Pritchard and Di Rienzo note that the two options – a rapid sweep of one or a few locus, versus slight frequency changes in many loci – are not mutually exclusive. Most cases of directional selection on phenotypes may involve both patterns. If so, that will be very helpful, because we can use the easy-to-find sweeps to target analysis of harder-to-find frequency changes.

They sketch a strategy for examining the evolution of such traits.

One type of approach will be to identify phenotypes that may have undergone adaptive changes in particular environments, such as adaptations to cold climate, high altitude or novel ecological conditions. To dissect the genetic basis of such adaptations, one might collect phenotyped samples from closely related populations that have and have not experienced the selective pressure of interest and use GWA mapping to identify relevant quantitative trait loci (QTLs).

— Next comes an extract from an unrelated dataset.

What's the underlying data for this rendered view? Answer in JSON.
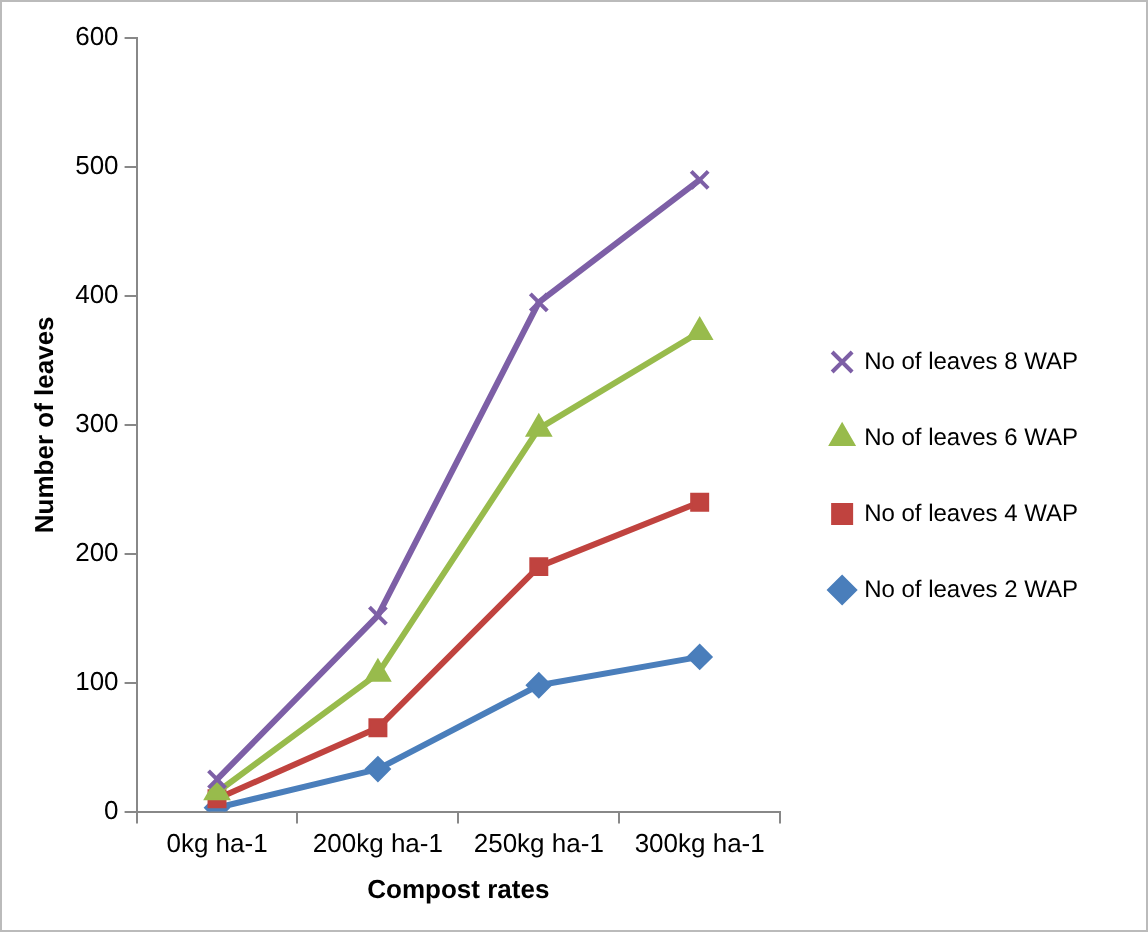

Additionally, one would want to measure the extent of phenotypic adaptation estimated as the difference in average phenotype between the adapted and non-adapted populations when they are living under matched conditions (exact matching of conditions may be difficult in human studies). Then one could ask: what fraction of the phenotypic difference can be explained by alleles with large versus small frequency differences? Are the phenotypic effect sizes of QTLs with large allele frequency differences greater than those with subtle frequency shifts10? What fraction of the phenotypic difference cannot be explained by detected sweep signals or QTLs at all (and hence might result from the cumulative effect of many weak QTLs)? In another type of scenario, one might hypothesize that a particular aspect of the environment is an important selective factor (for example, climate or diet) but it is unclear what all the relevant phenotypes are. In this case, we might study adaptation by looking at sets of populations that have independently adapted to the same selective pressures. One type of signal would be alleles that show parallel frequency shifts in response to similar environmental pressures in distantly related populations (although this type of approach is unlikely to be powerful for alleles with very small effects).

These are exactly the kind of tests that we are working on here at Wisconsin. We have some pretty promising ideas, I think. If you’re on a dissertation grant panel, would you please give some money to my students who want to apply these approaches?

I mean, really, this is the best application of anthropology to develop new genetic approaches, rich in theory and in empirical evidence. Humans are the ideal model organism, because we know the histories and ecologies of different populations. Since the development of agriculture, we’ve had several ongoing natural selection experiments in our species.

Nor can we ignore the longer prehistory of human populations. I tend to think that a lot of recent selection has involved new genetic solutions in cases of strong stabilizing selection. A trait like brain size does not evolve under classic directional selection, but instead as a consequence of shifting patterns of stabilizing selection. With intense selection on multiple functions, such traits are constrained in their evolutionary response. Slight frequency changes are not likely to relax such constraints, but a new mutation of large effect might break a long-standing genetic logjam.

So I think Pritchard and Di Rienzo have outlined many important issues in this review. They have the potential to be highly productive for people with a little talent for applying theory to the data.